Today’s Gospel is very intriguing, as we hear Jesus sending out his disciples
with so little as they go out of their journey. Having traveled as a missionary a lot myself, and having hiked several times on
long pilgrimages, this Gospel is not just a story, but it is reality to me. When you head off on a long journey with everything
carried on your back or when you travel a long distance and have certain
limitations, you really pay attention to what you pack. Back
in 1990, I was leaving to serve as a Peace Corps volunteer in Africa. I had
gotten a list of recommended items for us to bring. I was going to be serving in a very remote
area without any running water and no electricity, so there were certain things
I needed to bring with me. However, they told us there was a weight requirement on the luggage – I think
that our two pieces of luggage could not weigh more than 50 lbs in total. My
mom was really good at packing things, so I remember she and my two sisters had
my small backpack and small duffle bag on a bathroom scale and were helping me
weigh everything. They had it down to a
science. I decided to not take a lot of
things that were just too heavy. I got
my things into those two small bags, but there was a lot I left behind. When
all 50 of us Peace Corps volunteers were together at O’Hare airport getting our
luggage checked in, I was amazed at how huge those other duffle bags were
compared to mine. My two bags looked
like they were miniature compare to everyone else’s. Someone asked: Whose tiny little bags are those? When I confessed that they were mine,
everyone was laughing and amazed that I thought they were going to be strict
about the weight requirements. Oh well –
at least I knew that I wasn’t weighed down with what I had.
I
don’t think Jesus was trying to be mean or a control freak in telling his
disciples to pack lightly on their journey.
In his own way, he was showing them what needed to be important in their
lives on their journey of discipleship. So
often, we can get bogged down in trying to carry too many superfluous things
along with us. In
the last few weeks in the Gospel, we talked about the importance of having a
disposition that allows for God’s grace to have an affect in our lives. Living a life of Gospel simplicity is also essential for us to allow God’s
grace to enter our lives, in order for us to be able to travel through life as
a person of faith. But
what do we mean by Gospel simplicity? The
Gospel passage we hear today about packing lightly for our journey and the
concept of Gospel simplicity are linked closely together. As we
move out of childhood and into our teenage and adult years, we have a lot of
priorities pulling at our lives. We can
agonize about the big decisions we need to make in life. We can become anxious about the future. We can try to serve to God in our lives, but
we can become distracted by other priorities and other influences and other
messages crying out to us in the world. At
its core, Gospel simplicity is the gift of having an undivided heart. The
Danish philosopher Soren Kierkegaard said that we should have purity of heart –
to be able to will only one thing in our lives. The
Bible warns us against idolatry, of making something more important than God in
our lives. The
Catechism of the Catholic Church says this: Idolatry not only refers to false
pagan worship. It remains a constant temptation for us on our journey of faith.

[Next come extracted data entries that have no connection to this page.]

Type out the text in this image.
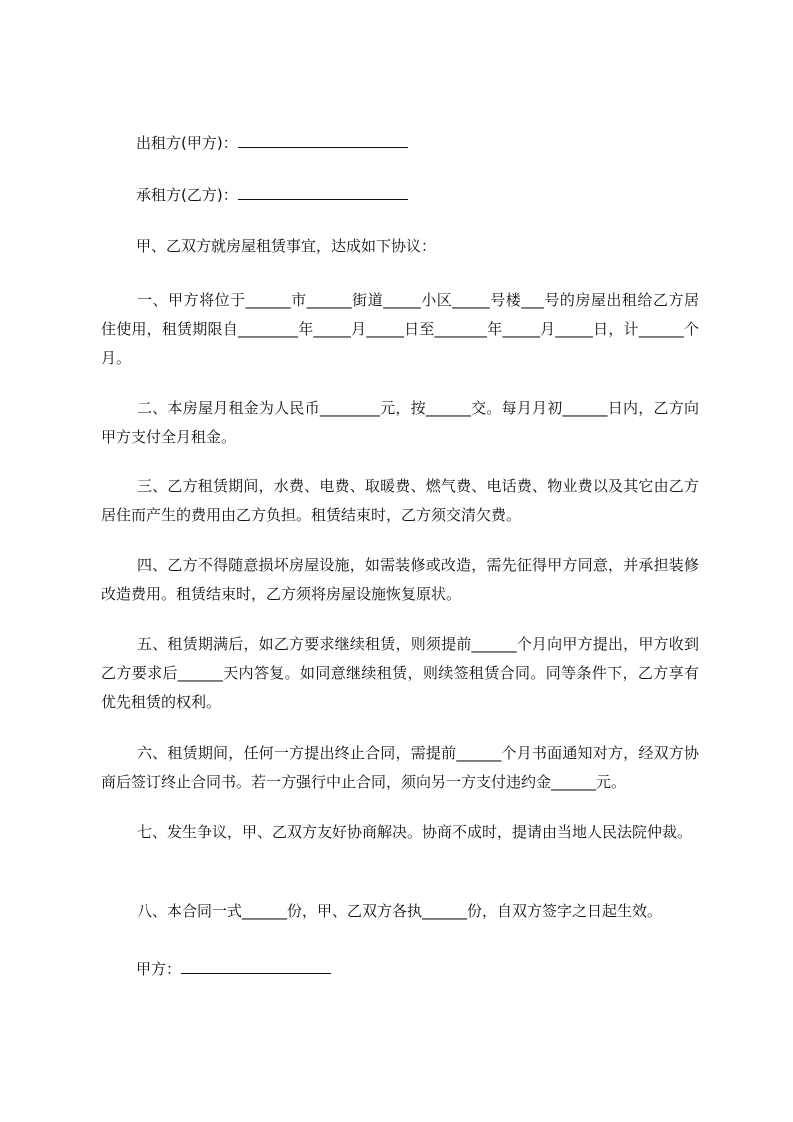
出租方(甲方)：
承租方(乙方)：
甲、乙双方就房屋租赁事宜，达成如下协议：
一、甲方将位于______市______街道_____小区_____号楼___号的房屋出租给乙方居住使用，租赁期限自________年_____月_____日至_______年_____月_____日，计______个月。
二、本房屋月租金为人民币________元，按______交。每月月初______日内，乙方向甲方支付全月租金。
三、乙方租赁期间，水费、电费、取暖费、燃气费、电话费、物业费以及其它由乙方居住而产生的费用由乙方负担。租赁结束时，乙方须交清欠费。
四、乙方不得随意损坏房屋设施，如需装修或改造，需先征得甲方同意，并承担装修改造费用。租赁结束时，乙方须将房屋设施恢复原状。
五、租赁期满后，如乙方要求继续租赁，则须提前______个月向甲方提出，甲方收到乙方要求后______天内答复。如同意继续租赁，则续签租赁合同。同等条件下，乙方享有优先租赁的权利。
六、租赁期间，任何一方提出终止合同，需提前______个月书面通知对方，经双方协商后签订终止合同书。若一方强行中止合同，须向另一方支付违约金______元。
七、发生争议，甲、乙双方友好协商解决。协商不成时，提请由当地人民法院仲裁。
八、本合同一式______份，甲、乙双方各执______份，自双方签字之日起生效。
甲方：
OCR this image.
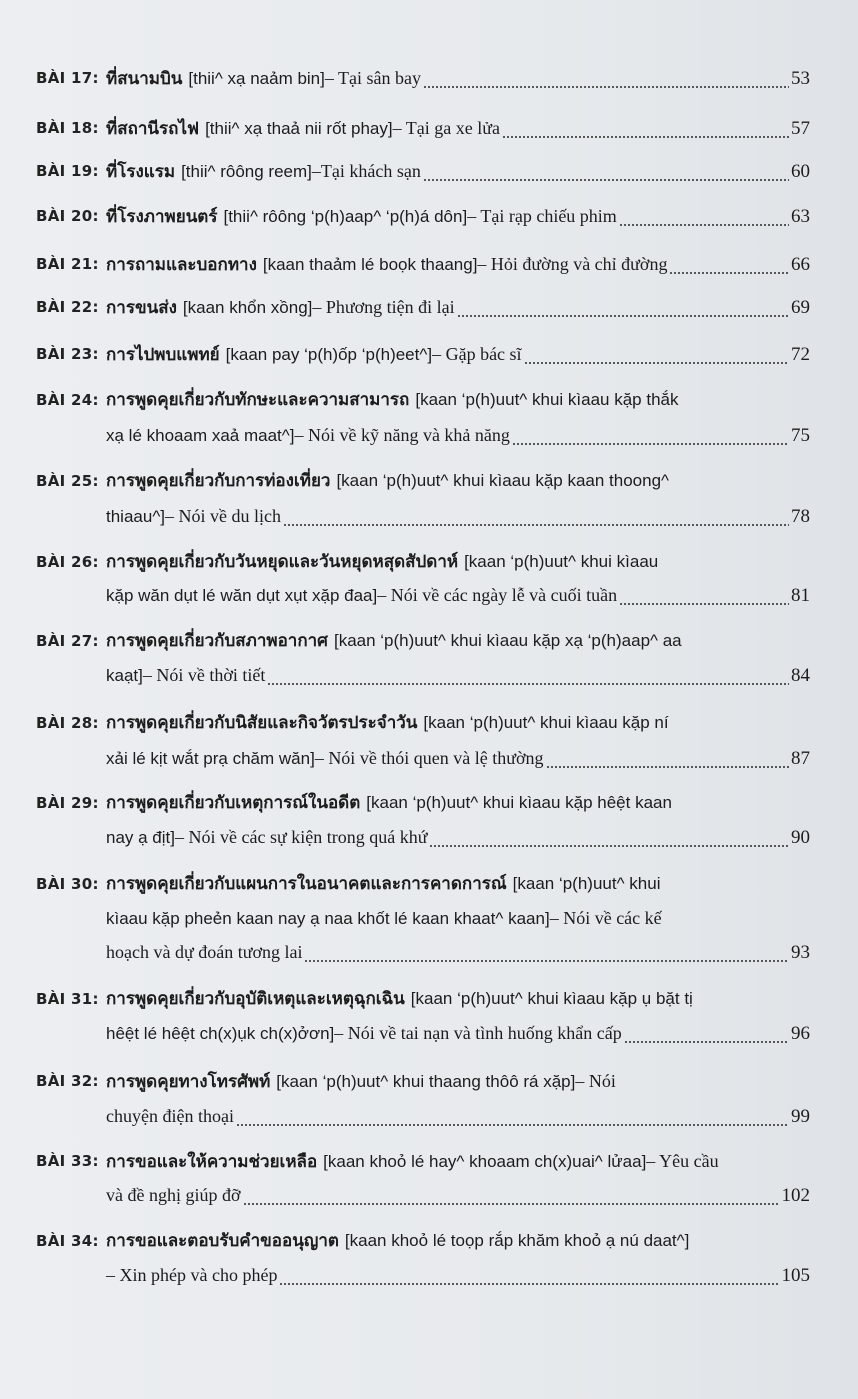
BÀI 17: ที่สนามบิน [thii^ xạ naảm bin] – Tại sân bay	53
BÀI 18: ที่สถานีรถไฟ [thii^ xạ thaả nii rốt phay] – Tại ga xe lửa	57
BÀI 19: ที่โรงแรม [thii^ rôông reem] –Tại khách sạn	60
BÀI 20: ที่โรงภาพยนตร์ [thii^ rôông ‘p(h)aap^ ‘p(h)á dôn] – Tại rạp chiếu phim	63
BÀI 21: การถามและบอกทาง [kaan thaảm lé boọk thaang] – Hỏi đường và chỉ đường	66
BÀI 22: การขนส่ง [kaan khổn xồng] – Phương tiện đi lại	69
BÀI 23: การไปพบแพทย์ [kaan pay ‘p(h)ốp ‘p(h)eet^] – Gặp bác sĩ	72
BÀI 24: การพูดคุยเกี่ยวกับทักษะและความสามารถ [kaan ‘p(h)uut^ khui kìaau kặp thắk
xạ lé khoaam xaả maat^] – Nói về kỹ năng và khả năng	75
BÀI 25: การพูดคุยเกี่ยวกับการท่องเที่ยว [kaan ‘p(h)uut^ khui kìaau kặp kaan thoong^
thiaau^] – Nói về du lịch	78
BÀI 26: การพูดคุยเกี่ยวกับวันหยุดและวันหยุดหสุดสัปดาห์ [kaan ‘p(h)uut^ khui kìaau
kặp wăn dụt lé wăn dụt xụt xặp đaa] – Nói về các ngày lễ và cuối tuần	81
BÀI 27: การพูดคุยเกี่ยวกับสภาพอากาศ [kaan ‘p(h)uut^ khui kìaau kặp xạ ‘p(h)aap^ aa
kaạt] – Nói về thời tiết	84
BÀI 28: การพูดคุยเกี่ยวกับนิสัยและกิจวัตรประจำวัน [kaan ‘p(h)uut^ khui kìaau kặp ní
xải lé kịt wắt prạ chăm wăn] – Nói về thói quen và lệ thường	87
BÀI 29: การพูดคุยเกี่ยวกับเหตุการณ์ในอดีต [kaan ‘p(h)uut^ khui kìaau kặp hêệt kaan
nay ạ địt] – Nói về các sự kiện trong quá khứ	90
BÀI 30: การพูดคุยเกี่ยวกับแผนการในอนาคตและการคาดการณ์ [kaan ‘p(h)uut^ khui
kìaau kặp pheẻn kaan nay ạ naa khốt lé kaan khaat^ kaan] – Nói về các kế
hoạch và dự đoán tương lai	93
BÀI 31: การพูดคุยเกี่ยวกับอุบัติเหตุและเหตุฉุกเฉิน [kaan ‘p(h)uut^ khui kìaau kặp ụ bặt tị
hêệt lé hêệt ch(x)ụk ch(x)ởơn] – Nói về tai nạn và tình huống khẩn cấp	96
BÀI 32: การพูดคุยทางโทรศัพท์ [kaan ‘p(h)uut^ khui thaang thôô rá xặp] – Nói
chuyện điện thoại	99
BÀI 33: การขอและให้ความช่วยเหลือ [kaan khoỏ lé hay^ khoaam ch(x)uai^ lửaa] – Yêu cầu
và đề nghị giúp đỡ	102
BÀI 34: การขอและตอบรับคำขออนุญาต [kaan khoỏ lé toọp rắp khăm khoỏ ạ nú daat^]
– Xin phép và cho phép	105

In our idol worship, we honor and revere a creature in place of God, whether
this be gods or demons, power, pleasure, ancestors, the state, money or
material possessions. No
matter who we are, we are to will one thing in our lives, to simplify our lives
down to what Jesus would have us to do and to be - nothing more or nothing less
- because nothing else is needed!
One
of the greatest lessons I had in life was when I served as a missionary in
Canada. I
served as a missionary at a soup kitchen and a food back for full-time for two
years. I
received $350 a month from those agencies to pay all of my living
expenses. Even
though this 20 years ago, that still was not a lot of money back then. I
lived with four other missionaries in the core area of the inner city of
Winnipeg in a big old house that used to be a boarding house. We
kept our money in common and paid all of our expenses out of it. And believe or not, at the end of each year,
we always had some money left over. I
felt that my entire life was devoted to serving God in my work there in
Winnipeg – in living very simply and earnestly in my vocation as a lay
missionary. And I felt a lot of
blessings in those two years, even though that experience was not always
easy. As a
priest, I constantly think about how I want to live out a Gospel simplicity in
my life, about how that is a part of my vocation, about the things I need to
get rid of in order to be able live out the Gospel message.
Sometimes, we hear God calling us to a place in our lives that is unexpected
and uncomfortable. When
Jesus gathered his disciples together, sending them to unknown parts to be
missionaries out into the world, sending them with barely any provisions, I am
sure some of them were anxious and afraid. Yet,
they went out with grateful hearts. They
tried not to carry those things with them that would bog them down on their
journey. Where
is God calling out to us today? What do we need to take out of our backpack
in order to better prepared to respond to that call.